= Robert Gray (accountancy academic) =

Robert Hugh Gray (died June 2020) was Professor of Social and Environmental Accounting at the University of St Andrews in Scotland. He was also the Director of the Centre for Social and Environmental Accounting Research (CSEAR).

In the 2009 Birthday Honours list Gray was appointed Member of the Order of the British Empire (MBE).
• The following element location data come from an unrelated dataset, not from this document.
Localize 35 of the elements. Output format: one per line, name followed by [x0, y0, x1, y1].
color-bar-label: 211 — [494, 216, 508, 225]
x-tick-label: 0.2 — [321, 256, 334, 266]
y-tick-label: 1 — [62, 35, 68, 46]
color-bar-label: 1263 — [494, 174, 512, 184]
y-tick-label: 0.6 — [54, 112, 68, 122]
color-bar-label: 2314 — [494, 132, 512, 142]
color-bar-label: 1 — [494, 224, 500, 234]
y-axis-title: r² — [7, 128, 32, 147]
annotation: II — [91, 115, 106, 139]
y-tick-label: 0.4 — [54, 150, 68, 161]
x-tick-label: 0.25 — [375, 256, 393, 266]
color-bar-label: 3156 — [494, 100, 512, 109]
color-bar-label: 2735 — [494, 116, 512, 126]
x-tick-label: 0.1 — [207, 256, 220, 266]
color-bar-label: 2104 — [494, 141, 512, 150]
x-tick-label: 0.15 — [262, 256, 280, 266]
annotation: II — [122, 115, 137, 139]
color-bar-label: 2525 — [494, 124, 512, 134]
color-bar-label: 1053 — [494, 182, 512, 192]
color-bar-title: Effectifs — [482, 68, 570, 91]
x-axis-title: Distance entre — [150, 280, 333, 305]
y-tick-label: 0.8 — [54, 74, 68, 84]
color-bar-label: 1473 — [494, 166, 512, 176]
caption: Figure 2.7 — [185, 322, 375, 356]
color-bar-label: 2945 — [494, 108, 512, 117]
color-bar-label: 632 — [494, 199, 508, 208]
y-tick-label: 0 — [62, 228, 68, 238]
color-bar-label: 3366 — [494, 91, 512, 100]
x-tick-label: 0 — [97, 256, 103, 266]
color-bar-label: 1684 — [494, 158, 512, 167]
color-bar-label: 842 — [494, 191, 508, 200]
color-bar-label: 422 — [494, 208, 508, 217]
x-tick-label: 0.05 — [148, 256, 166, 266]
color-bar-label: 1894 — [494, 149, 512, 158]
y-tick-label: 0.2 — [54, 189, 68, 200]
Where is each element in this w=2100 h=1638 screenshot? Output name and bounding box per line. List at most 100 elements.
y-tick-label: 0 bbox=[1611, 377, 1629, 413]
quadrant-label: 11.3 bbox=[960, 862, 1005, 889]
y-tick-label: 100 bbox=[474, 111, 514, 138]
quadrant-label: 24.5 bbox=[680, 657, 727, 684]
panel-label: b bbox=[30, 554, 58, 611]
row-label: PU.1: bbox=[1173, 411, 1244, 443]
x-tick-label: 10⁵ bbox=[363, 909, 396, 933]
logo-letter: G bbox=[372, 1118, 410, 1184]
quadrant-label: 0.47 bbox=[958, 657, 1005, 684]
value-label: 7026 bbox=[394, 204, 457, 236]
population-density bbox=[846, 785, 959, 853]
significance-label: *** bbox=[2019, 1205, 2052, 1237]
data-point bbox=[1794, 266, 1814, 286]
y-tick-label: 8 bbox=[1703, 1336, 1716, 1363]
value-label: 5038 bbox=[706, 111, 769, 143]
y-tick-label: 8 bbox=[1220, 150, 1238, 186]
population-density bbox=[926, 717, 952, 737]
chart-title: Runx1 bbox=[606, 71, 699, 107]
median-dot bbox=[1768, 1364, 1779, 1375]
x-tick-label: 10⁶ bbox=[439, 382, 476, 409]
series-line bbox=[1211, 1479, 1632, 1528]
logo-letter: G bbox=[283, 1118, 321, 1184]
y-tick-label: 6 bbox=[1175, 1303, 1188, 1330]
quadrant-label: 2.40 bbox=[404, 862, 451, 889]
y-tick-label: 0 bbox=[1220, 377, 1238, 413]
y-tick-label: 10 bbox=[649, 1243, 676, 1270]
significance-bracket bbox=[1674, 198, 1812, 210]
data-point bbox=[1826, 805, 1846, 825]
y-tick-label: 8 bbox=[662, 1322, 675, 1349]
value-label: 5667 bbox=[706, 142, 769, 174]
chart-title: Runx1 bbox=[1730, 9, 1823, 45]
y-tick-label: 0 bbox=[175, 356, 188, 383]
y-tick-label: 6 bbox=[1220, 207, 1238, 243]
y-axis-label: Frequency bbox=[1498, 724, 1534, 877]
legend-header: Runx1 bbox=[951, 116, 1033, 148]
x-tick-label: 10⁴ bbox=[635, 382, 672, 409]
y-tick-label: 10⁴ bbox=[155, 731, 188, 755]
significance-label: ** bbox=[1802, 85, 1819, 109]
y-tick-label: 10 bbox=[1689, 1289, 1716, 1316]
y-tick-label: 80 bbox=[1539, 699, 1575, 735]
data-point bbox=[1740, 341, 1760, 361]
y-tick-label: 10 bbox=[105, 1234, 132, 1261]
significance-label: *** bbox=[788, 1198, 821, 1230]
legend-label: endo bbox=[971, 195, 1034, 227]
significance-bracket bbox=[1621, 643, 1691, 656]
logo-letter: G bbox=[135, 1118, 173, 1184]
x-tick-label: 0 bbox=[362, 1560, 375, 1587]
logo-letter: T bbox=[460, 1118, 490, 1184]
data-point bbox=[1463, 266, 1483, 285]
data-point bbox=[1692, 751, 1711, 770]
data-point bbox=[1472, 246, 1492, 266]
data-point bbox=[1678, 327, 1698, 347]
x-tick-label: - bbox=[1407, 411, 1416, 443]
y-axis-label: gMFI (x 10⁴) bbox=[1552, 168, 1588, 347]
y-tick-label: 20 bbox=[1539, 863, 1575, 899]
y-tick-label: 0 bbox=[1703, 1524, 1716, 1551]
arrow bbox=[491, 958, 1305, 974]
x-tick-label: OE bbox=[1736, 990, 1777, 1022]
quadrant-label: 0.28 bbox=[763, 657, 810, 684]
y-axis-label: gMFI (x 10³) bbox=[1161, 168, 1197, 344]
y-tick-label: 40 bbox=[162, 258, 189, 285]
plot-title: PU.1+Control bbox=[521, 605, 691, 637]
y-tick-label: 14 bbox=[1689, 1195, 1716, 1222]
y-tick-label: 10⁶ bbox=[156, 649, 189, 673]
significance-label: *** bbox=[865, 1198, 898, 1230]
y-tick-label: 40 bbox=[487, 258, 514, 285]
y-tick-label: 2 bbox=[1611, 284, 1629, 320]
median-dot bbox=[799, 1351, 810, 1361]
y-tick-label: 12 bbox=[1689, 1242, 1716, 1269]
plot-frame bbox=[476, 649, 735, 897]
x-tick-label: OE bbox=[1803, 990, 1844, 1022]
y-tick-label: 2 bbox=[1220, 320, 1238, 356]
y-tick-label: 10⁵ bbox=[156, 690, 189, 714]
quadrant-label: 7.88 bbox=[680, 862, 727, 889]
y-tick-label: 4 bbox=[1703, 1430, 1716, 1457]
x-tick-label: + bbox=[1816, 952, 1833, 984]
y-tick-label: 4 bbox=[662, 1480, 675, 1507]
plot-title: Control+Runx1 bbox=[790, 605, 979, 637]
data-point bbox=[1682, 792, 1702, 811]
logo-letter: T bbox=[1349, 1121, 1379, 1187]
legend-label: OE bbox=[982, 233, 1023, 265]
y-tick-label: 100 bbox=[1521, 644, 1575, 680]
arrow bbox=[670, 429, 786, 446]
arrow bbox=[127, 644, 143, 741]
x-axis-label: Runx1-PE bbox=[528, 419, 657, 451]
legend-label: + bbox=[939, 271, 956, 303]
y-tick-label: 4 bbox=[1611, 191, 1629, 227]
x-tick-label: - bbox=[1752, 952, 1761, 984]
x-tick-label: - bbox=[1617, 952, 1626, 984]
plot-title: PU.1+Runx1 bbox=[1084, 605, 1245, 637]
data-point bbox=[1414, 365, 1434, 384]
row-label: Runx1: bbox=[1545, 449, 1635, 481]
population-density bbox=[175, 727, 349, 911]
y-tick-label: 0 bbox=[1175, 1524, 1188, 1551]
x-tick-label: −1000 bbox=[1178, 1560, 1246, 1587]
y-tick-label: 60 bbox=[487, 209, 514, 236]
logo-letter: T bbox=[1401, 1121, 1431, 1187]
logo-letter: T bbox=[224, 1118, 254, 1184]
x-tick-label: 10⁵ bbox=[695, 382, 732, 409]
Gray was responsible for raising awareness of social and environmental injustice around the world.

==Honours and awards==
- 1982: Will Baxter Manuscript Prize (with A.J.B. Hope) for "Power and Policy Making: The Development of an R&D Standard" Journal of Business Finance & Accounting Vol.9 No.4 Winter 1982 (pp. 531–558)
- 1992: Larry Sawyer Manuscript Award (with D.J. Collison)"The Environmental Audit: Green-gauge or Whitewash?" Managerial Auditing 6(5) 1991 (pp. 17–25)
- 1994: Nominated for United Nations Global 500 Laureate – not awarded.
- 1994: Award for Environmental Excellence from Dundee City Council for work with CSEAR
- 1994: British Accounting Association Special Interest Group Manuscript Award for "Teaching Ethics and the Ethics of Accounting Teaching: Educating for immorality and a case for social and environmental accounting education"" (with K.J. Bebbington & K. McPhail) Accounting Education: An International Journal 3(1) Spring 1994 (pp. 51–75)
- 1995: Shortlisted for British Accounting Association/Chartered Association of Certified Accountants inaugural Outstanding Educators Award
- 1995: Mary Parker Follett Manuscript Award – "Highly Commended" for "Corporate Social and Environmental Reporting: A Review of the Literature and a longitudinal study of UK Disclosure" (with R. Kouhy and S. Lavers) Accounting, Auditing and Accountability Journal 8(2) 1995 (pp. 47–77)
- 1996: The Research Assessment Exercise of 1996 gave the research work of CSEAR a "flagged" status.
- 1997: University of Dundee Honorary Graduates Award for Innovative Teaching (jointly awarded with K.J. Bebbington) for the development of teaching methods, textbook and seminar exercises for introductory financial accounting.
- 1997: Mary Parker Follett Manuscript Award – "Highly Commended" for "Struggling with the praxis of social accounting: Stakeholders, accountability, audits and procedures" (with C. Dey, D. Owen, R. Evans and S. Zadek) Accounting, Auditing and Accountability Journal 10(3) 1997 (pp. 325–364)
- 1998: Mary Parker Follett Manuscript Award – "Highly Commended" for "Accounting and Management Research: Passwords from the gatekeepers" (with L. Parker and J. Guthrie) Accounting Auditing and Accountability Journal 11(4) 1998 (pp. 371–402)
- 1999: Anbar Citation of Excellence for "Accounting and Management Research: Passwords from the gatekeepers" (with L. Parker and J. Guthrie) Accounting Auditing and Accountability Journal
- 1999: Anbar Citation of Excellence for "Imagination, A Bowl of Petunias and Social Accounting" Critical Perspectives on Accounting 9(2) April 1998 (pp. 205–216)
- 1999: Anbar Citation of Excellence for "Seeing the wood for the trees: Taking the pulse of social and environmental accounting" (with K.J. Bebbington and D.L. Owen) Accounting Auditing and Accountability Journal 12(1) 1999 (pp. 47–51)
- 2000: Identified in P. Dobers, L. Strannegard & R. Wolff (2000) Business Strategy and the Environment 9(1) (pp. 49–61) as the most cited accounting author and the 7th most cited author in a review of environmentally-related research in management.
- 2001: Elected British Accounting Association Distinguished Academic Fellow
- 2004: Elected as one of 14 inaugural members of the British Accounting Association Hall of Fame.